The plaintiff in a lawsuit accusing BitMEX of market manipulation and operating without a license in the U.S. believes that Twilio possesses thousands of incriminating email records that prove their case.
The Bitcoin Manipulation Abatement LLC (BMA) has asked the court to preserve all BitMEX-related email data held by the U.S. cloud communications platform, Twilio. BMA is concerned that without the order, BitMEX could delete all of the records.
BMA filed a complaint in mid-May accusing BitMEX’s parent company, HDR Global Trading Ltd., of widespread crypto market manipulation and of being an unlicensed money transmission business in the U.S.
BMA wants BitMEX emails preserved
In a filing published on June 9, BMA estimated that Twilio holds roughly 30,000 email records pertaining to BitMEX’s operations.
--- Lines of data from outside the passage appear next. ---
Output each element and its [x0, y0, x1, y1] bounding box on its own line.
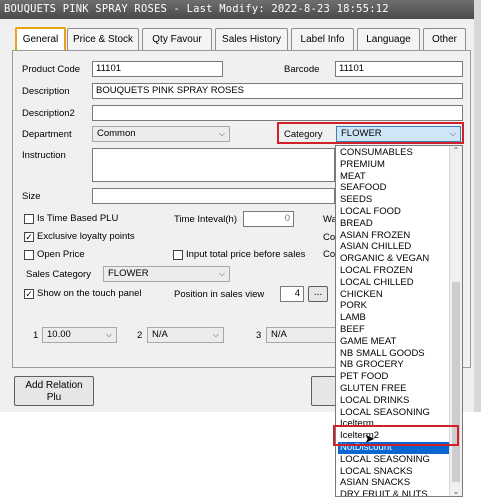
- dropdown-option[interactable]: ORGANIC & VEGAN: [338, 253, 450, 265]
- exclusive-loyalty-label: Exclusive loyalty points: [37, 231, 135, 242]
- tab-qty-favour[interactable]: Qty Favour: [142, 28, 212, 50]
- dropdown-option[interactable]: LOCAL FROZEN: [338, 265, 450, 277]
- window-edge: [474, 0, 481, 412]
- show-touch-checkbox[interactable]: ✓: [24, 289, 34, 299]
- tab-language[interactable]: Language: [357, 28, 420, 50]
- dropdown-option[interactable]: SEEDS: [338, 194, 450, 206]
- dropdown-option[interactable]: CHICKEN: [338, 289, 450, 301]
- chevron-down-icon: ⌵: [218, 269, 225, 278]
- position-input[interactable]: 4: [280, 286, 304, 302]
- barcode-input[interactable]: 11101: [335, 61, 463, 77]
- dropdown-option[interactable]: SEAFOOD: [338, 182, 450, 194]
- instruction-label: Instruction: [22, 150, 66, 161]
- sales-category-select[interactable]: FLOWER ⌵: [103, 266, 230, 282]
- level3-value: N/A: [271, 329, 287, 340]
- open-price-label: Open Price: [37, 249, 85, 260]
- chevron-down-icon: ⌵: [218, 129, 225, 138]
- department-value: Common: [97, 128, 136, 139]
- notdiscount-highlight: [333, 425, 459, 446]
- partial-label-co1: Co: [323, 232, 336, 243]
- dropdown-option[interactable]: LOCAL SEASONING: [338, 407, 450, 419]
- scroll-down-icon[interactable]: ⌄: [450, 487, 462, 496]
- dropdown-option[interactable]: DRY FRUIT & NUTS: [338, 489, 450, 496]
- input-total-checkbox[interactable]: [173, 250, 183, 260]
- description2-label: Description2: [22, 108, 75, 119]
- time-interval-label: Time Inteval(h): [174, 214, 237, 225]
- product-code-label: Product Code: [22, 64, 81, 75]
- dropdown-option[interactable]: ASIAN SNACKS: [338, 477, 450, 489]
- dropdown-option[interactable]: CONSUMABLES: [338, 147, 450, 159]
- exclusive-loyalty-checkbox[interactable]: ✓: [24, 232, 34, 242]
- position-picker-button[interactable]: ...: [308, 286, 328, 302]
- dropdown-option[interactable]: PORK: [338, 300, 450, 312]
- dropdown-option[interactable]: NB GROCERY: [338, 359, 450, 371]
- window-title: BOUQUETS PINK SPRAY ROSES - Last Modify:…: [0, 0, 481, 19]
- chevron-down-icon: ⌵: [105, 330, 112, 339]
- chevron-down-icon: ⌵: [212, 330, 219, 339]
- product-code-input[interactable]: 11101: [92, 61, 223, 77]
- show-touch-label: Show on the touch panel: [37, 288, 142, 299]
- category-label: Category: [284, 129, 323, 140]
- level2-label: 2: [137, 330, 143, 341]
- dropdown-option[interactable]: LOCAL CHILLED: [338, 277, 450, 289]
- dropdown-option[interactable]: LOCAL SNACKS: [338, 466, 450, 478]
- level3-select[interactable]: N/A: [266, 327, 336, 343]
- dropdown-option[interactable]: LOCAL DRINKS: [338, 395, 450, 407]
- level1-select[interactable]: 10.00 ⌵: [42, 327, 117, 343]
- dropdown-option[interactable]: GLUTEN FREE: [338, 383, 450, 395]
- dropdown-option[interactable]: GAME MEAT: [338, 336, 450, 348]
- dropdown-option[interactable]: ASIAN CHILLED: [338, 241, 450, 253]
- level1-label: 1: [33, 330, 39, 341]
- dropdown-option[interactable]: NB SMALL GOODS: [338, 348, 450, 360]
- dropdown-option[interactable]: LOCAL SEASONING: [338, 454, 450, 466]
- add-relation-label-line1: Add Relation: [25, 380, 83, 391]
- time-based-label: Is Time Based PLU: [37, 213, 119, 224]
- level3-label: 3: [256, 330, 262, 341]
- level1-value: 10.00: [47, 329, 71, 340]
- category-value: FLOWER: [341, 128, 382, 139]
- dropdown-option[interactable]: LAMB: [338, 312, 450, 324]
- mouse-cursor-icon: ➤: [364, 431, 375, 446]
- size-input[interactable]: [92, 188, 335, 204]
- description-label: Description: [22, 86, 70, 97]
- level2-value: N/A: [152, 329, 168, 340]
- dropdown-option[interactable]: LOCAL FOOD: [338, 206, 450, 218]
- dropdown-option[interactable]: PREMIUM: [338, 159, 450, 171]
- size-label: Size: [22, 191, 41, 202]
- open-price-checkbox[interactable]: [24, 250, 34, 260]
- description-input[interactable]: BOUQUETS PINK SPRAY ROSES: [92, 83, 463, 99]
- dropdown-option[interactable]: MEAT: [338, 171, 450, 183]
- scroll-up-icon[interactable]: ⌃: [450, 146, 462, 155]
- department-label: Department: [22, 129, 72, 140]
- dropdown-option[interactable]: BREAD: [338, 218, 450, 230]
- instruction-textarea[interactable]: [92, 148, 335, 182]
- input-total-label: Input total price before sales: [186, 249, 306, 260]
- dropdown-option[interactable]: PET FOOD: [338, 371, 450, 383]
- tab-price-stock[interactable]: Price & Stock: [67, 28, 139, 50]
- time-based-checkbox[interactable]: [24, 214, 34, 224]
- tab-label-info[interactable]: Label Info: [291, 28, 354, 50]
- sales-category-label: Sales Category: [26, 269, 91, 280]
- add-relation-label-line2: Plu: [46, 392, 62, 403]
- position-label: Position in sales view: [174, 289, 265, 300]
- partial-label-co2: Co: [323, 249, 336, 260]
- dropdown-option[interactable]: BEEF: [338, 324, 450, 336]
- time-interval-input[interactable]: 0: [243, 211, 294, 227]
- category-select[interactable]: FLOWER ⌵: [336, 126, 461, 142]
- level2-select[interactable]: N/A ⌵: [147, 327, 224, 343]
- add-relation-plu-button[interactable]: Add Relation Plu: [14, 376, 94, 406]
- chevron-down-icon: ⌵: [449, 129, 456, 138]
- tab-general[interactable]: General: [15, 27, 66, 51]
- tab-other[interactable]: Other: [423, 28, 466, 50]
- description2-input[interactable]: [92, 105, 463, 121]
- tab-sales-history[interactable]: Sales History: [215, 28, 288, 50]
- barcode-label: Barcode: [284, 64, 320, 75]
- scrollbar-thumb[interactable]: [452, 282, 460, 482]
- sales-category-value: FLOWER: [108, 268, 149, 279]
- dropdown-option[interactable]: ASIAN FROZEN: [338, 230, 450, 242]
- department-select[interactable]: Common ⌵: [92, 126, 230, 142]
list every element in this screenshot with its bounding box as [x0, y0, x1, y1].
BMA’s general counsel Pavel Pogodin told Law 360 that “BitMEX uses Twilio to communicate with all its users on a daily basis”.
“Thus, according to BitMEX itself, Twilio stores a database of all BitMEX users’ email addresses,” Pogodin said. “It was a mistake for them to use the U.S. company for this purpose and claim lack of personal jurisdiction of U.S. and California courts at the same time.”
Bitcoin Manipulation Abatement describes HDR Global Trading as a Seychelles-based shell company that was set up to claim that BitMEX is not subject to United States law.
BMA’s filing claims that upon requesting information regarding the company’s operations, they were forwarded a meme with “incorporated in the Seychelles, come at me bro” written on an image of one of BitMEX’s founders.
According to BMA, the subtext of the “cynical” response indicated confidence that BitMEX could avoid U.S. jurisdiction through its Seychelles-based holding company.
BitMEX accused of unlicensed US operations
The filing states that BMA is seeking “to preserve a snapshot of information, including specific user email address data, which is evidence of defendants’ contacts with the forum and evidence of defendants operating an unlicensed money transmission business in the United States”.
BMA states that Twilio had placed a “temporary deletion hold on BitMEX’s account” until June 15 while it would evaluate the plaintiff’s request for preservation — after which BitMEX will be able to delete all U.S.-based email data stored on Twilio.
In response to requests for assurance that the data will be preserved, BMA claims that Twilio “refused to acknowledge defendants’ duty to preserve the content of the user email database” and responded evasively.
BMA’s complaint alleges money laundering, wire fraud, and money transmission violation, asserting that BitMEX “was deliberately designed from ground up with the purpose to engage in, facilitate, aid, abet, counsel, induce and/or procure a myriad of illegal activities”.